Steve Carell laughing as Brick in Anchorman

2004’s Anchorman is an anarchic, goofy comedy filled with inspired characters and absurd set-pieces. However, underneath all the comical hairpieces and absurd quotes, McKay also subtly satirized the media industry’s sexism. Christina Applegate is superb as Ferrell’s beleaguered new colleague, while Will Ferrell gives one of his funniest turns ever as Ron Burgundy. A walking embodiment of 70s machismo and transparent insecurity, Ron Burgundy is an all-time great comic creation.
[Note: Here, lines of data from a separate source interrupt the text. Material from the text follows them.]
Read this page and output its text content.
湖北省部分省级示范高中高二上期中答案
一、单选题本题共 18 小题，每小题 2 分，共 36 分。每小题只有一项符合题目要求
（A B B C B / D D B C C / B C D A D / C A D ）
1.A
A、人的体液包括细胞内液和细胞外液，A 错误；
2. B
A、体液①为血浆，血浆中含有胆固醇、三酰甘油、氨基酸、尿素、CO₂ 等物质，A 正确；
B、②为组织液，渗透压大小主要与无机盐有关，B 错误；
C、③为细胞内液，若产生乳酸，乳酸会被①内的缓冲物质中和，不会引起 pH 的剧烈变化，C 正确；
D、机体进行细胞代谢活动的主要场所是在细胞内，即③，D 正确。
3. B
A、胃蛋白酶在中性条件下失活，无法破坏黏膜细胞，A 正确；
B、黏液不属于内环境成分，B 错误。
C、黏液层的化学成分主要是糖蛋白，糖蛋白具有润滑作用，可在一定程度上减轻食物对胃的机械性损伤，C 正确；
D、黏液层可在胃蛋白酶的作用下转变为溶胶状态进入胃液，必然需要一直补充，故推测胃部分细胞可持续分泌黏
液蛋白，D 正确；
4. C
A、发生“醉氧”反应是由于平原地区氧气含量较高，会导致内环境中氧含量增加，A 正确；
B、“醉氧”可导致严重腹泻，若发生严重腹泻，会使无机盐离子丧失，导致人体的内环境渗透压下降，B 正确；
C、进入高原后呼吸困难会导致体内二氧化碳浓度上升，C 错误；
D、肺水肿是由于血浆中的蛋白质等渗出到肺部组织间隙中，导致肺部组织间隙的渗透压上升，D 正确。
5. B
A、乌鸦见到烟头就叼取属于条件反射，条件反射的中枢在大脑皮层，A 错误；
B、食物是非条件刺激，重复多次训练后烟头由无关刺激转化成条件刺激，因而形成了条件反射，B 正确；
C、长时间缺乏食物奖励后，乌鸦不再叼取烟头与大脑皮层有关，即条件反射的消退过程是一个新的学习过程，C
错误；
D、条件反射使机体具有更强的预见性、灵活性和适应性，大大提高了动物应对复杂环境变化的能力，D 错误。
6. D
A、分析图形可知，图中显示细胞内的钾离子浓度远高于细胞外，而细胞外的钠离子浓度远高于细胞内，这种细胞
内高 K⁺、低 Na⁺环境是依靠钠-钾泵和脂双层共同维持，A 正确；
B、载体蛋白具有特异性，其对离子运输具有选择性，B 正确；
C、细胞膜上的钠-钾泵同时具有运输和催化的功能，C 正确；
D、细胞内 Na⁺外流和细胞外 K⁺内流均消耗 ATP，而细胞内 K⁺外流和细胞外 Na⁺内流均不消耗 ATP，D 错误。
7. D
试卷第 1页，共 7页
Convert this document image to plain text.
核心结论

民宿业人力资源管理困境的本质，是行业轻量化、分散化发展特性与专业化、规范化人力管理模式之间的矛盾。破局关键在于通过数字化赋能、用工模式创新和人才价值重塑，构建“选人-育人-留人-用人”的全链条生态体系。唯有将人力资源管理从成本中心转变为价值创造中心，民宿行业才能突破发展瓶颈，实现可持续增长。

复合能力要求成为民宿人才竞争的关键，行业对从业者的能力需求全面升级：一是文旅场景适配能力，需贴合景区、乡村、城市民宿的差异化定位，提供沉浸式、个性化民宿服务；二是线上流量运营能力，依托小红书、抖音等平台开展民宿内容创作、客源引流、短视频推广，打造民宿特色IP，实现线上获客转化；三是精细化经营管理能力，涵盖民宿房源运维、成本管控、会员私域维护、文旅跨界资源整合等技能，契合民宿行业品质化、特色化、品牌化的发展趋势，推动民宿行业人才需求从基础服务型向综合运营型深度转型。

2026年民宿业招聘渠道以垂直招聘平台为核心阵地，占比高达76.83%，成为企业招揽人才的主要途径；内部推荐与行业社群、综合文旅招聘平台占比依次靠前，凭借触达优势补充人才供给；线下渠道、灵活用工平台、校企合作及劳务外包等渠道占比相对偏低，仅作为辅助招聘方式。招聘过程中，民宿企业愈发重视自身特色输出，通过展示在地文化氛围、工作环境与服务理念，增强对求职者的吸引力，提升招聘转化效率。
However, he is only as funny as his co-stars and, even in a movie that features some of the funniest line-readings of Paul Rudd and David Koechner’s careers, Carell kills in this department with a star-making ing turn.

The naive, oblivious Brick might be a hapless fool, but he has a heart of gold that makes Carell’s character irresistible. As much as Anchorman was a star vehicle for Ferrell, the movie also functioned as an introduction to the brand of blithe, blissfully unaware goofball Carell made his own in the years that followed. Will Ferrell and Steve Carell’s collaboration here was as charming and funny as anything that Ferrell made with John C. Reilly later, while Carell planted the seeds of The Office’s Michael Scott in Brick’s innocent blundering. While Adam McKay and Steve Carell have since made more serious movies, Anchorman remains their strongest effort.